Chaos Engineering is "the discipline of experimenting on a distributed system in order to build confidence in the system’s capability to withstand turbulent conditions in production." Chaos Engineering is squarely focused on helping teams design, build and run systems that are highly resilient. Despite their extraordinary uptime, services from AWS and Azure can—and do—fail. Data centers lose power. The goal of Chaos Engineering is to ensure you can better understand how to design and build apps and services that can withstand havoc while delivering the optimal customer experience.
Chaos practitioners are more likely to be from the ops side of the house. It’s tempting to think of Chaos as "just another form of testing." But practitioners argue that while testing is binary and simply asserts (or disproves) what we think we already know, Chaos is about creating experiments that help us learn more about a system. It helps us re-calibrate our mental model of how things really work and—by closing the feedback loop—helps us design and build more resilient systems.
Chaos Engineering in Practice
A pre-condition to starting Chaos is defining "normal" for your app so that any deviations can be detected via your monitoring tools. Once you’ve done that, you can start running experiments. The most popular types include:
1. Inject a stack fault to see how your system responds during normal traffic. This exposes what happens when you lose anything from a service to an Availability Zone.
2. Inject a request failure to artificially introduce latency, exceptions or other abnormal behavior from components as they process a modified request.
3. Send an overwhelming number of requests to your app or service to see how resilient it is. As with a DoS or DDoS attack, the requests involved may be valid or faulty.
These experiments take many forms. Game Days, similar to military war games, pit a red team creating failures against a blue team monitoring the apps or services to see how they are impacted. Game Days can occur at certain project milestones or on a regular cadence, such as every Friday. A more consultative approach involves an ops team working with selected dev teams to inject failures into an app or service during working hours. This is done in close coordination in the early stages, but as teams mature, the failures may come without warning. Surprise!

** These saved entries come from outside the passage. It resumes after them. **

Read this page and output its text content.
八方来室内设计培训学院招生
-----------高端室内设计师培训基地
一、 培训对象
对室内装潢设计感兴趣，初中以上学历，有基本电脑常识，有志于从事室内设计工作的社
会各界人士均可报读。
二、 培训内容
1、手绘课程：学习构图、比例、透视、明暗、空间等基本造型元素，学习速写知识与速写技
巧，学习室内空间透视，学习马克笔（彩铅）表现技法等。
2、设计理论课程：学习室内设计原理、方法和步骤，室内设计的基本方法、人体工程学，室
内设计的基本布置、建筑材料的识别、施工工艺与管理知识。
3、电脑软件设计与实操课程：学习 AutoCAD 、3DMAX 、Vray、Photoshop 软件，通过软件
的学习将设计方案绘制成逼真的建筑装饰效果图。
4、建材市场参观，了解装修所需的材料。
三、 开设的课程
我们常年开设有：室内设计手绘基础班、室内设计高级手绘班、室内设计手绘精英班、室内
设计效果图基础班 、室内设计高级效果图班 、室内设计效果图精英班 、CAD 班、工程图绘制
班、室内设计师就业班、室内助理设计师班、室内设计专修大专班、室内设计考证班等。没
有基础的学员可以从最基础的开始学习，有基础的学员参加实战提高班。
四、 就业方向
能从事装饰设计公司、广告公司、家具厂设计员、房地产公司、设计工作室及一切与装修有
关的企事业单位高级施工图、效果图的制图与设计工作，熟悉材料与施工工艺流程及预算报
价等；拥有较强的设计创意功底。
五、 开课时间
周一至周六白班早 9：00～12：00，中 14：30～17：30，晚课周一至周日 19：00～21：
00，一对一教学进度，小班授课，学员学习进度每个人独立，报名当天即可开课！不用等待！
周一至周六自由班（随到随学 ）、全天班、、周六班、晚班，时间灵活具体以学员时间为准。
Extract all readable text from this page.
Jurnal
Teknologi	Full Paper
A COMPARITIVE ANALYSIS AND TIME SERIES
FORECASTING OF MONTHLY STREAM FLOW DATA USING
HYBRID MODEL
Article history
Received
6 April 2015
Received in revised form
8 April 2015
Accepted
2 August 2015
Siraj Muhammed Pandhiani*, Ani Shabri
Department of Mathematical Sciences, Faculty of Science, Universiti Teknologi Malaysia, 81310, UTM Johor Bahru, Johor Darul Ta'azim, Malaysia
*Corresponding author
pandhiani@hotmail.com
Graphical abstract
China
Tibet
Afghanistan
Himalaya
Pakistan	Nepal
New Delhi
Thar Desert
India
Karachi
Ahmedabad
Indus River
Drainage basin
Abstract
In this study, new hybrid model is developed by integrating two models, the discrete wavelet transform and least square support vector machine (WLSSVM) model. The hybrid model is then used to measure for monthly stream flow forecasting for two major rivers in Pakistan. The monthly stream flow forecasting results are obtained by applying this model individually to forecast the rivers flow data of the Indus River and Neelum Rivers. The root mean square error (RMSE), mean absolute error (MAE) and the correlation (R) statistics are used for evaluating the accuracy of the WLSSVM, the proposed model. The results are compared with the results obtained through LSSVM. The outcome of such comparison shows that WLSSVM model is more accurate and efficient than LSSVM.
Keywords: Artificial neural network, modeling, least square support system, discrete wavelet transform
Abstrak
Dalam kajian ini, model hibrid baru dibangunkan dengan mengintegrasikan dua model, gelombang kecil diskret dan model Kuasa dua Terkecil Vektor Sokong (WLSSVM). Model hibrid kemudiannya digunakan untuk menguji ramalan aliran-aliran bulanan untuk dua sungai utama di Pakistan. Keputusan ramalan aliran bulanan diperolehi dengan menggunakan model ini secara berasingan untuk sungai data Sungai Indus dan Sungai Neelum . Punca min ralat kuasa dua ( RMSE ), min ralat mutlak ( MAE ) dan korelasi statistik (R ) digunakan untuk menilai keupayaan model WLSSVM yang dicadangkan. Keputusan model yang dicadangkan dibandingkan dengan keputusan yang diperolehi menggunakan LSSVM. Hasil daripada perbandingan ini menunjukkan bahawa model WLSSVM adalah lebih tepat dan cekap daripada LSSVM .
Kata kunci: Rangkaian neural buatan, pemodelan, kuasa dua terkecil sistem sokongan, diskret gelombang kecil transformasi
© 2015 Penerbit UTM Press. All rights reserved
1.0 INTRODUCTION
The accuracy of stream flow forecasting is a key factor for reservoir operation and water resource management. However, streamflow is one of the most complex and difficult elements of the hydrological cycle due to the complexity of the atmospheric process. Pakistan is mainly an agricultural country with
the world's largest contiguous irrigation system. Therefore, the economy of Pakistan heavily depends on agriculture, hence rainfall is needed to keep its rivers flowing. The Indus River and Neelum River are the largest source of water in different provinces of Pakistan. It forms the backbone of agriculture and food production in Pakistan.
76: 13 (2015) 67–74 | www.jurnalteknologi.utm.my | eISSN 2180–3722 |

Netflix engineers take it one step further: They’ve created automation tools that randomly inject different types of faults and latency into their systems to continually test resiliency. Since the release of Chaos Monkey in 2011, Netflix has developed an entire Simian Army to build confidence in their ability to recover from failure. Nora Jones, a senior software engineer at Netflix and Chaos Day speaker, explained that Chaos experiments are automatically enabled for new services.
Introducing Chaos Engineering to your Organization
Ready to start Chaos-ing tomorrow? If you are like most of my customers, I suspect not. This is not because injecting faults is hard – with proper credentials this can be done in a matter of seconds. But doing it in a way that maximizes the learning while minimizing the risks and pain takes experience. If you’re serious about bringing Chaos Engineering principles and practices into your organizations, here are five things to consider:
1. The purposeful tampering with production is a huge culture shift.
Getting buy-in from stakeholders to purposefully break working things in a live production environment is counter to operations’ mission. Since the days of mainframes, production environments have been sacred places where things change gradually and very, very deliberately — all under the watchful eye of an ops team charged with keeping things running smoothly.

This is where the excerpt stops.